While the lard could be stored in canning jars, we decided to make blocks of lard that could be wrapped for freezing. We used small bread pans as molds, and lined them with parchment paper to protect the hot fat, and for ease in removing the solid fat from the molds.

Pouring strained lard into mold

Note that the hot fat is amber in color:

Strained lard in parchment paper-lined mold

However when it cools and solidifies, it is a creamy white:

Cooled lard in molds

[NOTE: Joe Pastry: How to Render Lard (in the oven) has another great idea: Use muffin tins. He didn't line his tins; just poured into them directly, put the tins into the freezer, then when frozen, transfered them to plastic bags.]

Prepare for storage

If you want to store your lard in jars, it’s best to pour it directly into jars while the lard is still hot, and screw on the lids. As the hot fat cools, the lids will seal, the same as with canning.

If you want to freeze it, it is best to pour into molds as we did, then transfer to the refrigerator to harden (room temperature lard is soft and not so easy to wrap).

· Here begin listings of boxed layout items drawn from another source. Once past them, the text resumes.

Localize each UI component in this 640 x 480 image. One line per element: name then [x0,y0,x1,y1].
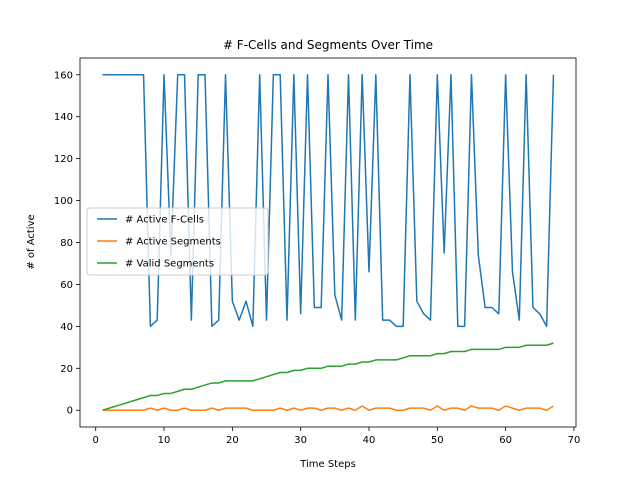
axes-frame [79,57,577,428]
x-tick-label: 60 [499,435,512,446]
legend: # Active F-Cells # Active Segments # Valid… [86,207,269,276]
y-tick-label: 20 [60,364,73,375]
x-tick-label: 70 [568,435,581,446]
y-tick-label: 100 [54,196,73,207]
chart-title: # F-Cells and Segments Over Time [223,38,433,52]
series-line-3 [102,342,554,411]
y-tick-label: 0 [67,406,73,417]
y-tick-label: 60 [60,280,73,291]
plot-area: 0 10 20 30 40 50 60 70 0 20 40 60 80 100 120 140 160 [54,57,581,446]
x-axis-label: Time Steps [299,459,356,470]
x-tick-label: 10 [158,435,171,446]
series-line-1 [102,74,555,328]
y-tick-label: 160 [54,70,73,81]
x-tick-label: 50 [431,435,444,446]
series-line-2 [102,405,554,411]
legend-label-3: # Valid Segments [125,259,214,270]
y-tick-label: 140 [54,112,73,123]
y-axis-label: # of Active [26,214,37,269]
x-tick-label: 0 [93,435,99,446]
legend-label-2: # Active Segments [125,237,221,248]
y-tick-label: 40 [60,322,73,333]
legend-label-1: # Active F-Cells [125,215,204,226]
x-tick-label: 30 [294,435,307,446]
y-tick-label: 120 [54,154,73,165]
y-tick-label: 80 [60,238,73,249]
legend-box [86,207,269,276]
x-tick-label: 40 [363,435,376,446]
x-tick-label: 20 [226,435,239,446]
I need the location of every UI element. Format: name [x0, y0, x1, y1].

Then wrap in freezer paper, and label with the date.

We divided the blocks evenly between us, about 2 pounds each. I decided to wrap two of my blocks in freezer paper for freezing, and transfer the third to a jar for refrigeration. All are labeled with the date:

Lard ready for storage

You can save the cracklings, if you like them, or compost them. Per Shelli’s suggestion, I will refrigerate my share of the cracklings for my cats. Like Shelli’s dogs, my cats LOVE them, and its good for their skin and fur, too.

Cracklings for dogs or cats

Shelli’s Suggestions

Unless you need a lot of lard at the same time, Shelli suggests doing only one crock-pot full at a time, rather than 3 pots full like we did.

To save energy, she suggests doing this in the oven (300º F) when you are doing a roast so both are in the oven at the same time. You will need to consider that having two roasting pans in the oven will require longer roasting time, and your lard may need to remain in the oven longer than your roast.

Sources

6 Responses to “Rendering Lard in a Crockpot: The Process”

  1. Shelli says:

    Hi, I did end up saving the cracklings. I fed a couple to my dogs and they LOVED it. So I’m going to ration them out over a period of time. Did you want some for your cats?

  2. Faye Lomax says:

    Thanks a million! for the concise, straightforward information. Much appreciated.

  3. Judy H. says:

    My daughter and I just finished rendering suet into tallow from the fat of a local grass-fed beef. We used an 18 quart electric roaster oven and purposely kept it set no higher than 225 degrees. So I was curious why your article insisted on reaching 260 degrees during rendering.

  4. Catherine says:

    Judy,
    we were following instructions from a blog (Livin’ High on the Hog), that said 260. But it seemed to be OK only getting to 235.

    Another site also says 260: (http://joepastry.com/index.php?cat=140)
    It says, “until the lard reaches a temperature of 255 – 260 degrees (mine took five hours). This is the temperature at which all the water will have boiled out, leaving nothing but the pure lard.”

    He added water to his fat, but we didn’t add water, so that’s probably why we were OK at 235. Did you add water to the suet?

    BTW, great suggestion to use a roaster – similar to a crockpot but on a larger scale.

  5. Veronica H says:

    Very good article. One question: At what temperature does lard ignite?

  6. Catherine says:

    Veronica H asked via email: What is the temperature does lard ignite?

    Cat responds: Good question. I don’t know the answer but will research.
    OK, there are 3 temperatures pertinent to your question: smoke point, flash point, and fire point.

    – The smoke point of lard is about 370 F (Wikipedia), and is the point at which the fat begins to break down such that the fatty acids separate from the glycerol backbone.

    – The flash point of lard is 480 F (Materials Handbook); this is the point at which it will ignite, but will not sustain a flame.

    Fire point is the temperature at which it will sustain a fire after ignition; I cannot find that temperature for lard.

    Rendering lard in a crockpot is thus quite safe since heating to 260 F is well below the flash point and thus should not lead to a fire. That is, unless your heating device is faulty.